KNN Classifier: A non-parametric, supervised learning classifier that uses proximity to make classifications or predictions about the grouping of an individual data point. Random Forest Classifier: A meta estimator that fits multiple decision tree classifiers on various sub-samples of the dataset and uses averaging to improve predictive accuracy and control overfitting.
When I first attempted to train my model, I noticed that the predicted values for the 2024 dataset, such as in column CR26, were all ‘2’. This prompted me to review each output column in my training set, where I discovered that most values were dominated by a single number, indicating an uneven distribution. To address the underrepresented groups, I decided to use SMOTE (Synthetic Minority Over-sampling Technique). SMOTE is an oversampling technique for binary or multiclass tasks, designed to handle class imbalance issues. It generates new synthetic samples in the feature space to increase the number of minority class samples.
During the training process, I used GridSearch to choose the best hyper parameters for KNN and Random Forest.
Best Model: KNN Best Hyperparameters: {‘metric’: ‘euclidean’, ‘n_neighbors’: 7, ‘weights’: ‘distance’} ; KNN Validation Accuracy: 0.8186604886267904; KNN Test Accuracy: 0.8085509688289806.
The code for Classification Model is available at the following link: https://colab.research.google.com/drive/1tdgzzgPODIzrQ47CG1PKw9Gi6WHrONWf?usp=sharing
Regression Model including feature “Year” to show time effect towards data: Choose best model between RandomForestRegressor and XGBRegressor to train each column of survey answer.
XGBRegressor is based on the gradient boosting framework to capture complex relationship in dataset. RandomForestRegressor is a regression model that uses an ensemble of decision trees to make predictions to handles large datasets.
During the training process, I also used GridSearch to choose the best hyper parameters for models of each column. Detailed hyper parameters choice is at the code link below.
The code for Regression Model is available at the following link: https://colab.research.google.com/drive/1zEqpN39AQh5SE6btBdRnHyOywf2zkWLJ?usp=sharing
Data visualization for input and output:
Input: student information part (CR5: Race, CR2: Gender, CR3: Grade). I present graphs showing their variation over the years(2012, 2014, 2016, 2024). The code for input visualization: https://colab.research.google.com/drive/12qRQFlqTPYuKGgMGxtZWMIiXzI1qtht3?usp=sharing
Output: survey answer part. For each survey response column, I presented several graphs illustrating the variation in choices across different races, grades, and genders over the years. These visualizations provided insights into how different demographic groups have responded to the survey questions across multiple years, highlighting trends and patterns within the data.. The code for output visualization: https://colab.research.google.com/drive/1sQf8LjHUj6b0iyI0LKA6Rr-aZcj9T-29?usp=sharing
Detailed Explanation for part 3:
I designed an open-ended qualitative question: What is your opinion on the health impacts of traditional smoking versus vaping? Since I didn’t have real input data, I utilized GPT tools to generate synthetic responses. I categorized each answer into four categories: 0 (Negative effects of traditional smoking), 1 (Negative effects of e-cigarettes), 2 (Positive effects of e-cigarettes), and 3 (Non-committal or unsure). After preprocessing the data using NLP techniques, I compared Logistic regression and K-means models for analysis. Logistic regression was selected due to its higher accuracy of 0.64, outperforming K-means. Finally, I developed an interactive website where users can submit their own answers, and the model predicts the category their response falls into.

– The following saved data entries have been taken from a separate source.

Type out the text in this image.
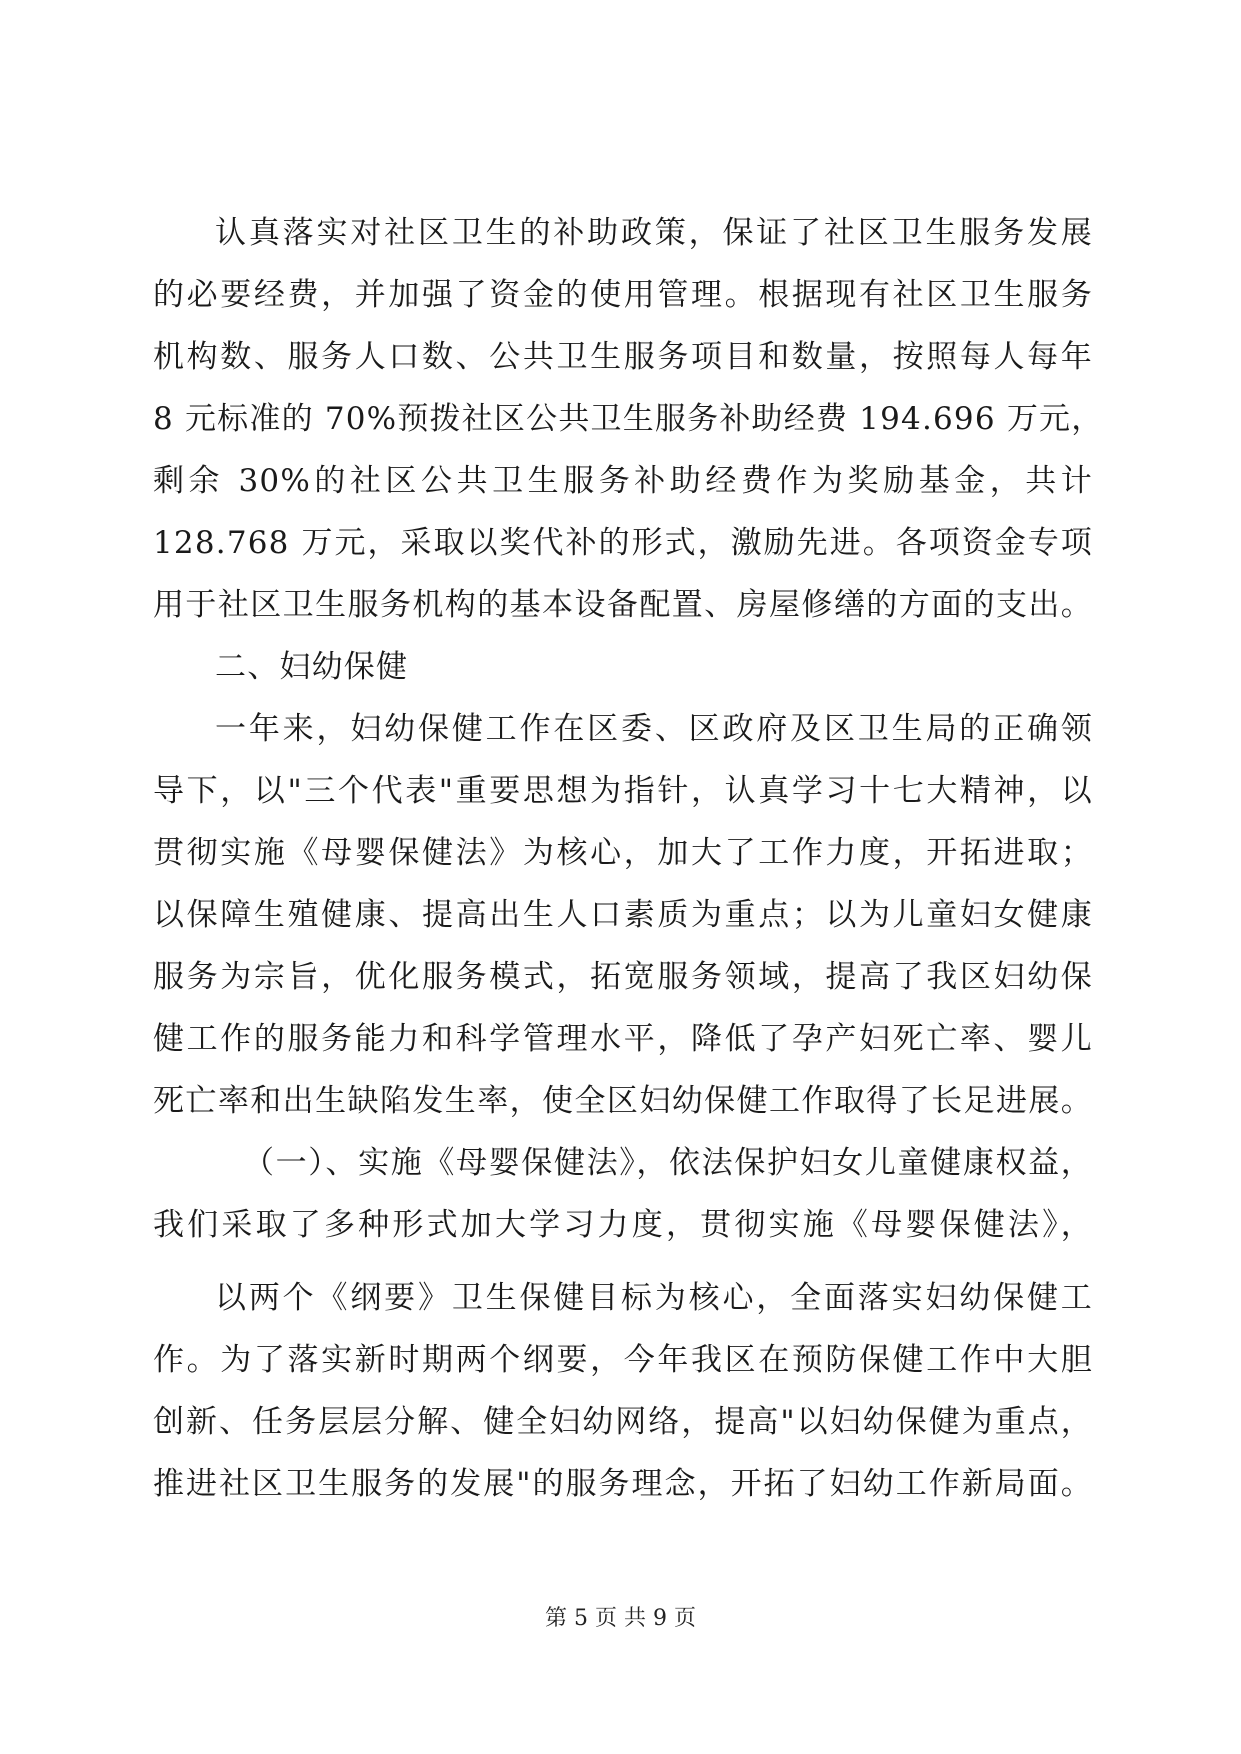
认真落实对社区卫生的补助政策，保证了社区卫生服务发展
的必要经费，并加强了资金的使用管理。根据现有社区卫生服务
机构数、服务人口数、公共卫生服务项目和数量，按照每人每年
8 元标准的 70%预拨社区公共卫生服务补助经费 194.696 万元，
剩余 30%的社区公共卫生服务补助经费作为奖励基金，共计
128.768 万元，采取以奖代补的形式，激励先进。各项资金专项
用于社区卫生服务机构的基本设备配置、房屋修缮的方面的支出。
二、妇幼保健
一年来，妇幼保健工作在区委、区政府及区卫生局的正确领
导下，以"三个代表"重要思想为指针，认真学习十七大精神，以
贯彻实施《母婴保健法》为核心，加大了工作力度，开拓进取；
以保障生殖健康、提高出生人口素质为重点；以为儿童妇女健康
服务为宗旨，优化服务模式，拓宽服务领域，提高了我区妇幼保
健工作的服务能力和科学管理水平，降低了孕产妇死亡率、婴儿
死亡率和出生缺陷发生率，使全区妇幼保健工作取得了长足进展。
（一）、实施《母婴保健法》，依法保护妇女儿童健康权益，
我们采取了多种形式加大学习力度，贯彻实施《母婴保健法》，
以两个《纲要》卫生保健目标为核心，全面落实妇幼保健工
作。为了落实新时期两个纲要，今年我区在预防保健工作中大胆
创新、任务层层分解、健全妇幼网络，提高"以妇幼保健为重点，
推进社区卫生服务的发展"的服务理念，开拓了妇幼工作新局面。
第 5 页 共 9 页
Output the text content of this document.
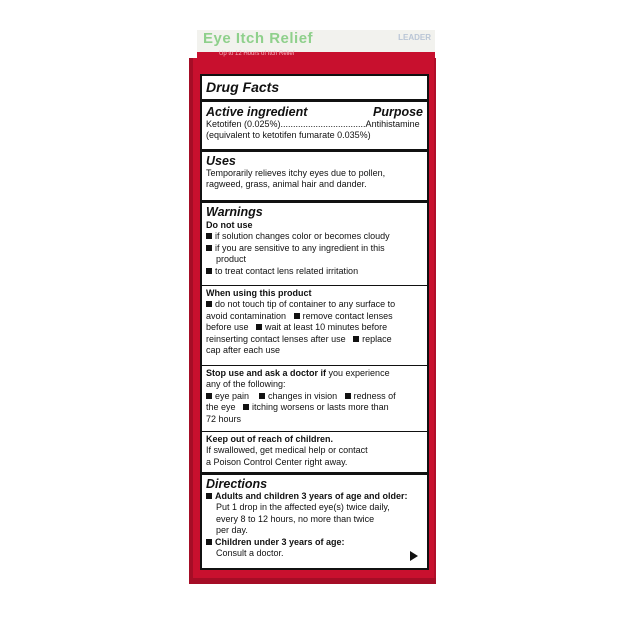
Eye Itch Relief	LEADER
Up to 12 Hours of Itch Relief
Drug Facts
Active ingredient	Purpose
Ketotifen (0.025%)..................................Antihistamine
(equivalent to ketotifen fumarate 0.035%)
Uses
Temporarily relieves itchy eyes due to pollen,
ragweed, grass, animal hair and dander.
Warnings
Do not use
if solution changes color or becomes cloudy
if you are sensitive to any ingredient in this
product
to treat contact lens related irritation
When using this product
do not touch tip of container to any surface to
avoid contamination remove contact lenses
before use wait at least 10 minutes before
reinserting contact lenses after use replace
cap after each use
Stop use and ask a doctor if you experience
any of the following:
eye pain changes in vision redness of
the eye itching worsens or lasts more than
72 hours
Keep out of reach of children.
If swallowed, get medical help or contact
a Poison Control Center right away.
Directions
Adults and children 3 years of age and older:
Put 1 drop in the affected eye(s) twice daily,
every 8 to 12 hours, no more than twice
per day.
Children under 3 years of age:
Consult a doctor.
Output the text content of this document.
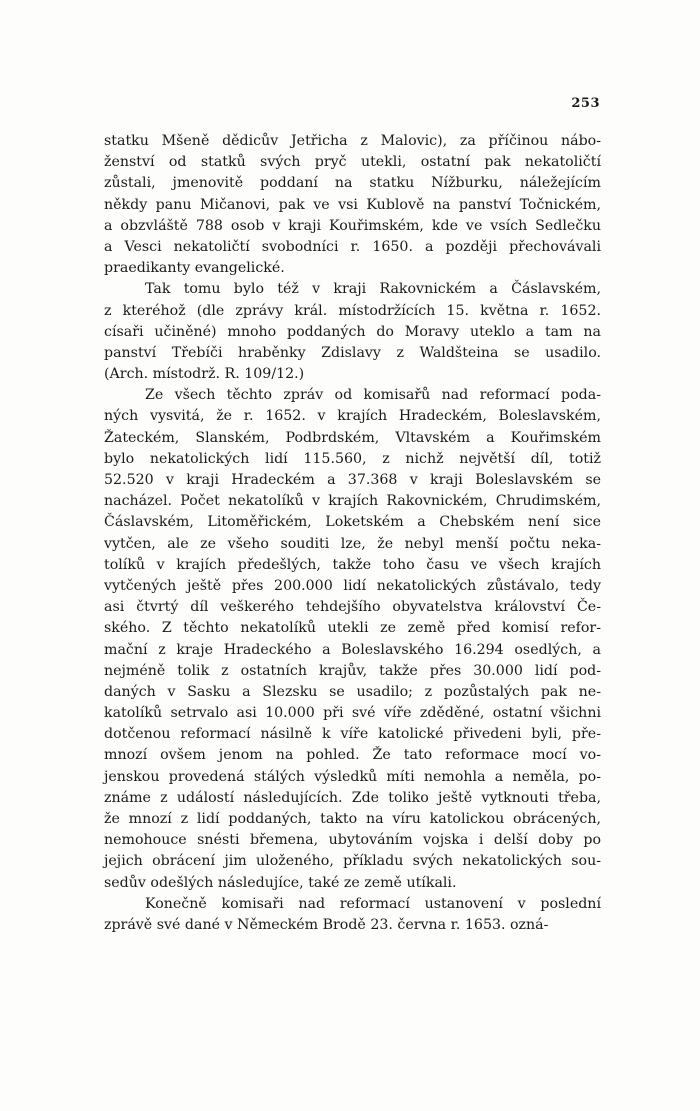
253
statku Mšeně dědicův Jetřicha z Malovic), za příčinou nábo-
ženství od statků svých pryč utekli, ostatní pak nekatoličtí
zůstali, jmenovitě poddaní na statku Nížburku, náležejícím
někdy panu Mičanovi, pak ve vsi Kublově na panství Točnickém,
a obzvláště 788 osob v kraji Kouřimském, kde ve vsích Sedlečku
a Vesci nekatoličtí svobodníci r. 1650. a později přechovávali
praedikanty evangelické.
Tak tomu bylo též v kraji Rakovnickém a Čáslavském,
z kteréhož (dle zprávy král. místodržících 15. května r. 1652.
císaři učiněné) mnoho poddaných do Moravy uteklo a tam na
panství Třebíči hraběnky Zdislavy z Waldšteina se usadilo.
(Arch. místodrž. R. 109/12.)
Ze všech těchto zpráv od komisařů nad reformací poda-
ných vysvitá, že r. 1652. v krajích Hradeckém, Boleslavském,
Žateckém, Slanském, Podbrdském, Vltavském a Kouřimském
bylo nekatolických lidí 115.560, z nichž největší díl, totiž
52.520 v kraji Hradeckém a 37.368 v kraji Boleslavském se
nacházel. Počet nekatolíků v krajích Rakovnickém, Chrudimském,
Čáslavském, Litoměřickém, Loketském a Chebském není sice
vytčen, ale ze všeho souditi lze, že nebyl menší počtu neka-
tolíků v krajích předešlých, takže toho času ve všech krajích
vytčených ještě přes 200.000 lidí nekatolických zůstávalo, tedy
asi čtvrtý díl veškerého tehdejšího obyvatelstva království Če-
ského. Z těchto nekatolíků utekli ze země před komisí refor-
mační z kraje Hradeckého a Boleslavského 16.294 osedlých, a
nejméně tolik z ostatních krajův, takže přes 30.000 lidí pod-
daných v Sasku a Slezsku se usadilo; z pozůstalých pak ne-
katolíků setrvalo asi 10.000 při své víře zděděné, ostatní všichni
dotčenou reformací násilně k víře katolické přivedeni byli, pře-
mnozí ovšem jenom na pohled. Že tato reformace mocí vo-
jenskou provedená stálých výsledků míti nemohla a neměla, po-
známe z událostí následujících. Zde toliko ještě vytknouti třeba,
že mnozí z lidí poddaných, takto na víru katolickou obrácených,
nemohouce snésti břemena, ubytováním vojska i delší doby po
jejich obrácení jim uloženého, příkladu svých nekatolických sou-
sedův odešlých následujíce, také ze země utíkali.
Konečně komisaři nad reformací ustanovení v poslední
zprávě své dané v Německém Brodě 23. června r. 1653. ozná-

The code for qualitative question is in the following link:https://colab.research.google.com/drive/1joFvQBdigNmxiMvioL4SnDhUIfvic9LG?usp=sharing and the interactive website is in the following link:https://huggingface.co/spaces/Shao11111/qualitative
I have a really great experience in GSoC this year, and I improved my machine learning and programming skills. I am grateful for the opportunity to have been a part of it.
I would like also to thank my mentor, Sarah Dunlap, for her guidance and support.